Foldover of nonlinear eigenmodes in magnetic thin film based feedback rings

The foldover effect of nonlinear eigenmodes in feedback ring systems was observed. Experiments made use of a system that consisted of a magnetic thin film strip, which supported the propagation of spin waves, and a microwave amplifier, which amplified the signal from the output of the magnetic strip and then fed it back to the input of the magnetic strip. The signal amplitude vs frequency response in this ring system showed resonant peaks which resulted from ring eigenmodes. With an increase in the resonance amplitude, those resonant peaks evolved from symmetric peaks to asymmetric ones and then folded over to higher frequencies. The experimental observations were reproduced by theoretical calculations that took into account the nonlinearity-produced frequency shift of the traveling spin waves.

Figure 1

Schematic of a magnetic thin film strip based active feedback ring system.

Figure 2

(a) Transmission profile (left) and spin-wave dispersion curve (right, red curve) for a YIG strip. (b) Amplitude-frequency response (left) and spin-wave dispersion curve (right) for a YIG strip based ring. (c) The same data as in (b) shown on smaller frequency scales. The green curve in (a) is a theoretical fit.

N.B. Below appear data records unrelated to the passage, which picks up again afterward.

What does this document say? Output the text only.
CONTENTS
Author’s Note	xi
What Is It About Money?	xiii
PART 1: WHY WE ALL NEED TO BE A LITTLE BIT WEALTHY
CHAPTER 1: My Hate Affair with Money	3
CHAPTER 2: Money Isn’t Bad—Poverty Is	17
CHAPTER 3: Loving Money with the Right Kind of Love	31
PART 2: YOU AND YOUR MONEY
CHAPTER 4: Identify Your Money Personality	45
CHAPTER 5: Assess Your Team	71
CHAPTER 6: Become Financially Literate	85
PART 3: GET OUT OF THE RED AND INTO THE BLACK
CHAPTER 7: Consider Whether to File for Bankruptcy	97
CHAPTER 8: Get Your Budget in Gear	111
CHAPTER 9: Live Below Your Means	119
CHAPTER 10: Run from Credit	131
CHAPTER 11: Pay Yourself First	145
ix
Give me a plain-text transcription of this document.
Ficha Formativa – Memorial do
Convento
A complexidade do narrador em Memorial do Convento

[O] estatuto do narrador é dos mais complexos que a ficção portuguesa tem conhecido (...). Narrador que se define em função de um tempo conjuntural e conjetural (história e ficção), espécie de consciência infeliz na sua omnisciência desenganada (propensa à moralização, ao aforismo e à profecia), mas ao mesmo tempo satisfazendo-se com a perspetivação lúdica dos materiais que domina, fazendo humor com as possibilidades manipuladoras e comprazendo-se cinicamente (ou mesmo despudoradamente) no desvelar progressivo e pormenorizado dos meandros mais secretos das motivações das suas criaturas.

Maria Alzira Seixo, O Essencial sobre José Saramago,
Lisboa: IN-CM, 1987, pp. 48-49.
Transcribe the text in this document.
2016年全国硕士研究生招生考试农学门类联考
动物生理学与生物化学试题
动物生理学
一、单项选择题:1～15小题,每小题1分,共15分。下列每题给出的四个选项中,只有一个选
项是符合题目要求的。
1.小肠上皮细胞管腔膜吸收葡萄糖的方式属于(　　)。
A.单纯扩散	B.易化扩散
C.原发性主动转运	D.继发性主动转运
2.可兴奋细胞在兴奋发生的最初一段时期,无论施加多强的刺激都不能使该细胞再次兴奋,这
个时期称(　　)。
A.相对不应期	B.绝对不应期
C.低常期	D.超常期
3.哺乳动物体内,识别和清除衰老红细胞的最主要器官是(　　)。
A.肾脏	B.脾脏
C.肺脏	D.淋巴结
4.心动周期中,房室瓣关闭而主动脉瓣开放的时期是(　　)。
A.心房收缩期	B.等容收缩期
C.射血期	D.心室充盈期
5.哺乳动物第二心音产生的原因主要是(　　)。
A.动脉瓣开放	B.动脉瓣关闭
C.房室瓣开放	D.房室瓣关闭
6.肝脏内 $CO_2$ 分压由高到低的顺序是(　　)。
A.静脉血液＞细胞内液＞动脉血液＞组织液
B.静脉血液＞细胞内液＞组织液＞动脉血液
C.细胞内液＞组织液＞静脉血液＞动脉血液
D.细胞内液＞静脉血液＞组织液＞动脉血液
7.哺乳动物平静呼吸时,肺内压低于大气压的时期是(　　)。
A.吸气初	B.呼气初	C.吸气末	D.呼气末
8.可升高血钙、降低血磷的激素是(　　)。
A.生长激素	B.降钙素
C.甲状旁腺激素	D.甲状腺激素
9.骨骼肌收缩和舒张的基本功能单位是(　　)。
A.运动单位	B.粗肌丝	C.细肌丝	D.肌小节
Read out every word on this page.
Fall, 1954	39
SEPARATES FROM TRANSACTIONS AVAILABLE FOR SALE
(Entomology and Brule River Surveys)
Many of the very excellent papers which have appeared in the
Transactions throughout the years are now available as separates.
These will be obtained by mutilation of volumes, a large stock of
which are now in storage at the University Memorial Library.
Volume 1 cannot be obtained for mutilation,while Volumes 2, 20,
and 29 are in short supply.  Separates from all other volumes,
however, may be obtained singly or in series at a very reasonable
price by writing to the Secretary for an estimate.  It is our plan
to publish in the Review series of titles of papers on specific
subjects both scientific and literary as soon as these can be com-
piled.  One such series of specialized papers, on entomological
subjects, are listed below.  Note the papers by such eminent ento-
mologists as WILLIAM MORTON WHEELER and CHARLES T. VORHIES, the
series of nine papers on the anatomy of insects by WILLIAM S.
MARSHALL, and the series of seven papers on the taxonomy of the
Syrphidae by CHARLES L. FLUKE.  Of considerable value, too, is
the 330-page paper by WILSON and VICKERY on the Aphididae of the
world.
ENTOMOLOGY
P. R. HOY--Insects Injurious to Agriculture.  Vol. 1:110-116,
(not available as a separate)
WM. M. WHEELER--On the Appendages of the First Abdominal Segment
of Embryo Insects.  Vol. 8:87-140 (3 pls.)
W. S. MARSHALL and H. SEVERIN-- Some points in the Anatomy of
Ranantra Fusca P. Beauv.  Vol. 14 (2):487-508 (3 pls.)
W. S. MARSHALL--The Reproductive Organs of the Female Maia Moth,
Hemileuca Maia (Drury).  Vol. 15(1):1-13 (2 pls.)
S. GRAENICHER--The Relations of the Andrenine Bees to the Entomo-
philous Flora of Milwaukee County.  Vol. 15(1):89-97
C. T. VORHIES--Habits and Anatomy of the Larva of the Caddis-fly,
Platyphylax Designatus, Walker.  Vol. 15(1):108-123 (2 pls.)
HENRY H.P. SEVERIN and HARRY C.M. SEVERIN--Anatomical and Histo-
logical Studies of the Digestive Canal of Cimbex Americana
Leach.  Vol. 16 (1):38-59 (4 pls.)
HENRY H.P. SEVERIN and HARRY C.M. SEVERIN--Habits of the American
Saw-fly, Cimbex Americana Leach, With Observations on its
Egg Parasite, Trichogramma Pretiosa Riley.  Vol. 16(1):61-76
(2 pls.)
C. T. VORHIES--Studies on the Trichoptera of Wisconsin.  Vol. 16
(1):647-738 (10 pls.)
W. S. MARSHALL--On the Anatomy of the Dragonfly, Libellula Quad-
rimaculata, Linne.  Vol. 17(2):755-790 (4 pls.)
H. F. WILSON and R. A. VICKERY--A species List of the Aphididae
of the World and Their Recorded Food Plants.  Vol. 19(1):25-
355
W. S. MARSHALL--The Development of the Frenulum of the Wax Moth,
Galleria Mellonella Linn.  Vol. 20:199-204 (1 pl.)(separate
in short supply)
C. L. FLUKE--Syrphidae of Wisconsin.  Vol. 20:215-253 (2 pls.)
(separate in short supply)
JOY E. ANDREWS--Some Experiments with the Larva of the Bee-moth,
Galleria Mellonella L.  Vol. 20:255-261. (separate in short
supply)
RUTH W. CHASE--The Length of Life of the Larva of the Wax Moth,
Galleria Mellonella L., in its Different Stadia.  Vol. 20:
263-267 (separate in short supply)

The vertical dashed lines in (c) indicate the wave numbers of the ring eigenmodes.

Figure 3

Foldover of ring eigenmodes. (a) Ring amplitude-frequency responses measured at different ring overall net loss ($L$) levels. (b) Amplitude-frequency responses for the $n=21$ eigenmode measured at three $L$ levels.

Figure 4

Comparison of experiments and calculations. (a) Experimental (blue curve) and theoretical (red curve) ring amplitude-frequency responses for three different ring net loss ($L$) levels. (b) Calculated amplitude-frequency response for $L=1.0\mathrm{dB}$.